Quotes
Last Updated September 5, 2023.
Here are some important quotes from The Iron Heel by Jack London:
It cannot be said that the Everhard Manuscript is an important historical document. To the historian it bristles with errors—not errors of fact, but errors of interpretation. Looking back across the seven centuries that have lapsed since Avis Everhard completed her manuscript, events, and the bearings of events, that were confused and veiled to her, are clear to us. She lacked perspective. She was too close to the events she writes about. Nay, she was merged in the events she has described.

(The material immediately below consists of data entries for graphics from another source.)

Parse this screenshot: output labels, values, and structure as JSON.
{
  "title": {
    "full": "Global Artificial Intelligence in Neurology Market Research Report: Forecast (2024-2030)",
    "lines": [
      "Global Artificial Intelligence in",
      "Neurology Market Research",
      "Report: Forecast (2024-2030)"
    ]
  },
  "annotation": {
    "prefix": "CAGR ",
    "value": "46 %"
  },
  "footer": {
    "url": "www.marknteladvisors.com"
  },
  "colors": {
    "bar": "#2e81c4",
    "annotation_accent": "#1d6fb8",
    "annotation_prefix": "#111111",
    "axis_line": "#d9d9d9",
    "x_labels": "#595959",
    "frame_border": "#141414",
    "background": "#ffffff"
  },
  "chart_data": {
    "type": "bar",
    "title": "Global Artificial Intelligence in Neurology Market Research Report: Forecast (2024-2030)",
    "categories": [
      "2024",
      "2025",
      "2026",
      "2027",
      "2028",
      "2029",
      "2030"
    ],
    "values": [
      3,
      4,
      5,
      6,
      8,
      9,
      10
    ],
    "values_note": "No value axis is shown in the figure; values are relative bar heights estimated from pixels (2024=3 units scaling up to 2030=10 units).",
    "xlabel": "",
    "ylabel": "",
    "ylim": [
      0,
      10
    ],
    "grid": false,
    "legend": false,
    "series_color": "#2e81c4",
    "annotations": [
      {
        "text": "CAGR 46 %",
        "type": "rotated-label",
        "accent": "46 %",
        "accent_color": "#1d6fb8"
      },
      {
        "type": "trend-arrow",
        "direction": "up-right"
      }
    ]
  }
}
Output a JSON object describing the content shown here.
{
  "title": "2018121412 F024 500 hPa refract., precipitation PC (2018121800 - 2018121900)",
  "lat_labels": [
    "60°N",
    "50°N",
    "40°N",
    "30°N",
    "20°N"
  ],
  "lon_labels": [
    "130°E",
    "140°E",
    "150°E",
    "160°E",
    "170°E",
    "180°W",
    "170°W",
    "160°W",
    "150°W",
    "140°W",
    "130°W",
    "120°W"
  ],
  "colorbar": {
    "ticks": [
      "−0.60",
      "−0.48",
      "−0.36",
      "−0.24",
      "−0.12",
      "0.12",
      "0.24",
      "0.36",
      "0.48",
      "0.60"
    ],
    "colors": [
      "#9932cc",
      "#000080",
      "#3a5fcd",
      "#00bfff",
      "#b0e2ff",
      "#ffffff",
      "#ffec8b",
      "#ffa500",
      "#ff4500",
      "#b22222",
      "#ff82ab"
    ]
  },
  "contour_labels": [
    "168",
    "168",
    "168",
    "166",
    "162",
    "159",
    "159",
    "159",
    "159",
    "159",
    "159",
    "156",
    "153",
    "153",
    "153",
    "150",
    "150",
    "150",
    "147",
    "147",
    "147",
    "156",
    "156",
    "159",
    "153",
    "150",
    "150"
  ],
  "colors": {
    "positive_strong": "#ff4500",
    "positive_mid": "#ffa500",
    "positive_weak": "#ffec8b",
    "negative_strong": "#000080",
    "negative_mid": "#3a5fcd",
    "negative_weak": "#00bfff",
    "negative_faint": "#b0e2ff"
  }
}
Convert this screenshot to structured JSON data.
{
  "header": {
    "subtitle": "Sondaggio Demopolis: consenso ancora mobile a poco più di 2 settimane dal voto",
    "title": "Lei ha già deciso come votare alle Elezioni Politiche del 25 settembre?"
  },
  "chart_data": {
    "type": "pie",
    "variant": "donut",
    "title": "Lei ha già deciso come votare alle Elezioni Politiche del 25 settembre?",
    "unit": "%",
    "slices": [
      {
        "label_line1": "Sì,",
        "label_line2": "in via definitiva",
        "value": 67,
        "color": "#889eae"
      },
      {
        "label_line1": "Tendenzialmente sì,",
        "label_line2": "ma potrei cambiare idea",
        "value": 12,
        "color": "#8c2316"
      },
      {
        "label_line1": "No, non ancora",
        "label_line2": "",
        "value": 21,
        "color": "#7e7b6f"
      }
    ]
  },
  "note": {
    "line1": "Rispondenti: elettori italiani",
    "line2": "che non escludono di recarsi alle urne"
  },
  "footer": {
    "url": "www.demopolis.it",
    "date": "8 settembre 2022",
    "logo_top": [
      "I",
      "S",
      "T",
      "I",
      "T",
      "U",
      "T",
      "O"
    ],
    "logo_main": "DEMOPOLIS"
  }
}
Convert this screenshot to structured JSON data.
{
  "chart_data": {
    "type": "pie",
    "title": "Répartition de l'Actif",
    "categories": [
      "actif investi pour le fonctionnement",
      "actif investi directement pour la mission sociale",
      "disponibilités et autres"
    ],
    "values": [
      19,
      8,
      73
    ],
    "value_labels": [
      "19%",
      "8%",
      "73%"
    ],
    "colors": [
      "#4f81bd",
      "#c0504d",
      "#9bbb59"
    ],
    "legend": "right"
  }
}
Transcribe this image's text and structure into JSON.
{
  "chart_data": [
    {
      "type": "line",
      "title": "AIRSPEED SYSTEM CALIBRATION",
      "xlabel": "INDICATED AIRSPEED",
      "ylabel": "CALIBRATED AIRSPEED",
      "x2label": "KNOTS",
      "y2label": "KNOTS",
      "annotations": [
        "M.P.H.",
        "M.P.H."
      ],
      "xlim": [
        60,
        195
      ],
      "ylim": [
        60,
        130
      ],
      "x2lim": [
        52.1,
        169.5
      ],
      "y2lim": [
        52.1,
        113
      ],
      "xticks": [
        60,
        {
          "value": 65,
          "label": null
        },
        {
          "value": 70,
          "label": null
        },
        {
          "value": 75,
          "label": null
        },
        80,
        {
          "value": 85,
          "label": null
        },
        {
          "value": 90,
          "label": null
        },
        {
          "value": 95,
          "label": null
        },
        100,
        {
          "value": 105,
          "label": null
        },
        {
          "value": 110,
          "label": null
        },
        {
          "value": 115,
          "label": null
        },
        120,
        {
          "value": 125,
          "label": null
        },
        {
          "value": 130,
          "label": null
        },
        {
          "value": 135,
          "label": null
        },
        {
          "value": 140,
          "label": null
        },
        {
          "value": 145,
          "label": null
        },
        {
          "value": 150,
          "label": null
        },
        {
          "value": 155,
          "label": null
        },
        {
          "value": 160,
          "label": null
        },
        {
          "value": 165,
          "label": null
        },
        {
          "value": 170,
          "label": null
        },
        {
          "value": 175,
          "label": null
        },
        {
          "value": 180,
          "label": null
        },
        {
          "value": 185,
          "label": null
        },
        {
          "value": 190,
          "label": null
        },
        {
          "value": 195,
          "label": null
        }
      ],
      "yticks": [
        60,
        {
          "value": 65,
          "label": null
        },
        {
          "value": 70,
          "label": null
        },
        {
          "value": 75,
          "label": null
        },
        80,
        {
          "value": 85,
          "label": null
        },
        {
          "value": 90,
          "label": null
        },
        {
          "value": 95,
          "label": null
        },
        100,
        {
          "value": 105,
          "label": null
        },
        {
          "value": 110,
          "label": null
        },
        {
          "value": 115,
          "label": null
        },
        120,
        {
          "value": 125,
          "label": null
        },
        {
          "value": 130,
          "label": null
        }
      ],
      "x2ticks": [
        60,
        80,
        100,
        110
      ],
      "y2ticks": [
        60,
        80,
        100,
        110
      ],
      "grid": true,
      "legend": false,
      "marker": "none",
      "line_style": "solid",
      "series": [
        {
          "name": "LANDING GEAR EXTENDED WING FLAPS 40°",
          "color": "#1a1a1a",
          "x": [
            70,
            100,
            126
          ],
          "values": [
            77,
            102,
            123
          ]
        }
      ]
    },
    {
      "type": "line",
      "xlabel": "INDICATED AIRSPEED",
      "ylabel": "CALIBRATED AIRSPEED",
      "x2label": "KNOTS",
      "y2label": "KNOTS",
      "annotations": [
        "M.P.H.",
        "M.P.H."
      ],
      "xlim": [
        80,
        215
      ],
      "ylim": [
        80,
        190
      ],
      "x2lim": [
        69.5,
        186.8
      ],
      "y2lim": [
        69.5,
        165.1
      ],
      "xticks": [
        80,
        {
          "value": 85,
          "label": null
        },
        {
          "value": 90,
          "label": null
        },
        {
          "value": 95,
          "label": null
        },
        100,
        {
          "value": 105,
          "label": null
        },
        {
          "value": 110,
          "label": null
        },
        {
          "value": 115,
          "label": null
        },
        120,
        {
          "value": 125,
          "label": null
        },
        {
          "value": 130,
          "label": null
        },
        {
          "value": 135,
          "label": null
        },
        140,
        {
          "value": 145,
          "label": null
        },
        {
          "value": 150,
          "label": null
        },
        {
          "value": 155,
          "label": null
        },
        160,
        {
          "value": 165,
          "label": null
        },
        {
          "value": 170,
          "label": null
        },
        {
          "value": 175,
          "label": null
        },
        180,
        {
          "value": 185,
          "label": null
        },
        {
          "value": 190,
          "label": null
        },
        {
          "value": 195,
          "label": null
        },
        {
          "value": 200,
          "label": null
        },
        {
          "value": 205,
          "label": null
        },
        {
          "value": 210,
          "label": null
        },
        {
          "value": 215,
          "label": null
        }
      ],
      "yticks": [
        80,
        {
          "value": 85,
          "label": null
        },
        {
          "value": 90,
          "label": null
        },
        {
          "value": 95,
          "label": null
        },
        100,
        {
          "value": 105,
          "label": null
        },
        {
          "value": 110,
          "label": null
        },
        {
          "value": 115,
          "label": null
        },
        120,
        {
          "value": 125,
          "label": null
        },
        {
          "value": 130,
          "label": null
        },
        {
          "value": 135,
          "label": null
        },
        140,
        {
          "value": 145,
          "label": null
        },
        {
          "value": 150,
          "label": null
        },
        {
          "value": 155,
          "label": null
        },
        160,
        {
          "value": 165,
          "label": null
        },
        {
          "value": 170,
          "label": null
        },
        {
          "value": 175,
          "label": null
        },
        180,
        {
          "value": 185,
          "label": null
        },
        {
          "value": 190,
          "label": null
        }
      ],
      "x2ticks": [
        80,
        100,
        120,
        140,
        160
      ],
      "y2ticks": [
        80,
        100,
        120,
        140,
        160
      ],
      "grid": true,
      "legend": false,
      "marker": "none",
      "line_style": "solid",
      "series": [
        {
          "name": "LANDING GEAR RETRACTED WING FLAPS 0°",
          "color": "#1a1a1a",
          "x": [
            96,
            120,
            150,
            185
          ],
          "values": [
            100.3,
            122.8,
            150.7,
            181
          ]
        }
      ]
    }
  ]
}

The frame of the narrative is an introduction by academic Anthony Meredith about the Everhard manuscript (which is the bulk of the narrative), written seven centuries before. Avis Everhard wrote the manuscript about her husband, Ernest, who tried to rebel against the Iron Heel.
We cannot fail. He has built too stoutly and too surely for that. Woe to the Iron Heel! Soon shall it be thrust back from off prostrate humanity. When the word goes forth, the labor hosts of all the world shall rise.
At the beginning of the novel, Avis Everhard predicts that the Second Revolt, which her recently deceased husband planned, will be successful. However, the reader knows, from Anthony Meredith's remarks that punctuate the narrative, that the revolt will be crushed.
“My father was a good man,” Ernest once said to me. “The soul of him was good, and yet it was twisted, and maimed, and blunted by the savagery of his life. He was made into a broken-down beast by his masters, the arch-beasts. He should be alive to-day, like your father. He had a strong constitution. But he was caught in the machine and worked to death—for profit. Think of it. For profit—his life blood transmuted into a wine-supper, or a jewelled gewgaw, or some similar sense-orgy of the parasitic and idle rich, his masters, the arch-beasts."
Ernest's motivation to rebel against the Iron Heel comes from the life of his father, which was, in Ernest's view, destroyed by work. His father's fate is why Ernest is so committed to helping the working class.
These things the oligarchs will do because they cannot help doing them. These great works will be the form their expenditure of the surplus will take, and in the same way that the ruling classes of Egypt of long ago expended the surplus they robbed from the people by the building of temples and pyramids. Under the oligarchs will flourish, not a priest class, but an artist class. And in place of the merchant class of bourgeoisie will be the labor castes. And beneath will be the abyss, wherein will fester and starve and rot, and ever renew itself, the common people, the great bulk of the population.
Ernest predicts that if the oligarchs succeed, they will built great cities that rival or surpass those of Egypt. These cities will be built (metaphorically) on the backs of the poor, who will exist in great numbers.
And through it all moved the Iron Heel, impassive and deliberate, shaking up the whole fabric of the social structure in its search for the comrades, combing out the Mercenaries, the labor castes, and all its secret services, punishing without mercy and without malice, suffering in silence all retaliations that were made upon it, and filling the gaps in its fighting line as fast as they appeared. And hand in hand with this, Ernest and the other leaders were hard at work reorganizing the forces of the Revolution. The magnitude of the task may be understood when it is taken into.*
These are the concluding words of the manuscript, and the editor, Anthony Meredith, writes that the manuscript was cut off in mid-sentence. Avis was likely captured at that moment (and later executed).